In the movie Casablanca, produced in the colonial times of the 1940’s, film lovers will remember actress Ingrid Bergman telling Rick’s (Humphrey Bogart) pianist: “Play it again, Sam …”

Seventy years later, the words seem similar, but the tune is not. (Uncle) Sam seems determined to ‘play it again’, alone or not. The Iraqi experience has been worth nothing. The attack on Libya proved that the hard part comes after the first shot is fired. Nonetheless, the pro-war lobby does not care in the case of Syria since “the international law on chemical arms was violated and the credibility of the US foreign policy is at stake”, as one official said in Washington.

The argument is pathetic for two reasons. First, one marvels at the arrogance of American diplomacy to dare justify a military strike on the basis of a ‘moral obligation’. Isn’t it obscene, indeed, to mention ‘morality’ when no statistics as to the number of casualties in the Iraqi war were ever made public? Isn’t it even more obscene to hear Turkish Foreign Minister Ahmet Davutoglu claiming that “crimes against humanity” were committed by the Syrian regime, while refusing to acknowledge the genocide committed in the 1920’s against the Armenian people?

Second, we are very sorry that the “credibility of US foreign policy is at stake”, but the entire responsibility for it falls on President Barack Obama himself. Mentioning “red lines” is a hazardous exercise when there is no alternative policy. Even assuming that the Bashar Al Assad regime is responsible for the use of chemical weapons, an air strike will hardly change the situation on the ground. It will lead to additional killing and open a Pandora’s box. As to the horrible aspect of the crime, is it that different from the wiping out of Shiite tribes in Iraq in 1921 and the napalm carpet bombing on civilians in Vietnam? War horrors remain horrors, but some smart guys such as French polemist Bernard-Henri Levy go further. He wrote on August 28 in the Italian daily Corriere Della Sera: “The point indeed is to protect the Syrian people through the launching of bombs …”

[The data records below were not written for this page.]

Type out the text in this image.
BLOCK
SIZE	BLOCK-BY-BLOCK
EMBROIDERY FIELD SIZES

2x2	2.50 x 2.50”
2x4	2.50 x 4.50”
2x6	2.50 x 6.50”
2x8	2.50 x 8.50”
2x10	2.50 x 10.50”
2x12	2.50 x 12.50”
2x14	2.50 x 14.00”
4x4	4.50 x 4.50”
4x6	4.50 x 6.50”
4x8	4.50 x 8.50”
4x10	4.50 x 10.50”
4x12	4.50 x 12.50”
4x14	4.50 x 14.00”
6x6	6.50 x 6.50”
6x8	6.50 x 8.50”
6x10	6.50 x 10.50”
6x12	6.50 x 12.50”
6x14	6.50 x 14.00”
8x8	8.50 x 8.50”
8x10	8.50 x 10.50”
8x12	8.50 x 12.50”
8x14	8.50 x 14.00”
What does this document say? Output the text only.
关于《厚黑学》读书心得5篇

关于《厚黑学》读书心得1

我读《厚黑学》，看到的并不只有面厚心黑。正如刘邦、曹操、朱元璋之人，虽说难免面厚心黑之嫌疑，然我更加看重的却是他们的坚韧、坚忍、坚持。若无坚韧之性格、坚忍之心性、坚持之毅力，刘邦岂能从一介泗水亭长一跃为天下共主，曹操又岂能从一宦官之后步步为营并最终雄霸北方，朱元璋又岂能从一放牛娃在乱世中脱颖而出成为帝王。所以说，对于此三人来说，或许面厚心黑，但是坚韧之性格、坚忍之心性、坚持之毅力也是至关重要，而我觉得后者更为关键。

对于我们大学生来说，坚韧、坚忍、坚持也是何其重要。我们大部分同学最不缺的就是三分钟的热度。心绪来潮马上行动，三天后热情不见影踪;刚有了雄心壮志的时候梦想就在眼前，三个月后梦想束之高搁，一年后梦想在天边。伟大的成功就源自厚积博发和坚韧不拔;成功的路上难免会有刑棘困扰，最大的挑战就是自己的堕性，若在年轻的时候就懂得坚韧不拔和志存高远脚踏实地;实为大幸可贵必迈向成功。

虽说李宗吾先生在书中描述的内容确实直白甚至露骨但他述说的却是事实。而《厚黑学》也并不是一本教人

Everyone knows through experience where this kind of rhetoric leads. Let’s look at three issues. US Secretary of State John Kerry has said: “The planned air strike is not aimed at changing the Syrian regime.” If so, what is it for? What is the use of a war which has no objective, no political vision, no strategy for the ‘day after’ and very few allies in sight? Kerry also said “it is going to be very short”. Of course. As short as the Korean or Afghan wars? Is the Libyan situation a reference point?

Any strike will obviously open the door to retaliation. It does not take a soothsayer to guess that it will take place at a time and place that nobody expects. Israel may be a target, but more immediately, Lebanon, other countries in the region and Europe will be hit in many different forms, especially if masterminded by recognised experts. As to the discussions with Iran about its nuclear programme, let’s forget about it.

Last, one should not forget that extremists fighting in Syria have other priorities. Their main objective will not be achieved if and when the Syrian regime is overthrown. Sooner or later, they will be back home and will then thank Obama and his friends for their valuable help.

For the time-being, the British parliament’s snub to Prime Minister David Cameron and Obama’s decision to seek congressional approval for a strike has put everything on hold. It is good to see that the UK is still a democracy. A report by UN inspectors is expected very shortly, even though one already knows the American and Russian readings of the situation will never match.

As for the French, who tactfully closed their embassy in Damascus in March 2012, it should not take long before President Francois Hollande realises that Syria is not Mali, and that the French people’s support is not there. Of course, French diplomacy could have helped take other roads, such as the one leading to Geneva. Yet, as Levy said, “Why not indeed a conference once Bashar has left?”. But everyone knows negotiations are effective when the same interlocutor sits on both sides of the table.

The first conclusion, thus is that whenever it comes, the American decision will be a failure. Doesn’t all this lead us back 10 years when George W. Bush was able to declare after the blitz on Iraq: “Who can deny that we now live in a safer world…?”

Maybe the West should remind itself of the old Roman saying, “When you doubt, abstain!”

 

Luc Debieuvre is a French essayist and a lecturer at IRIS (Institut de Relations Internationales et Stratégiques) and the FACO Law University of Paris.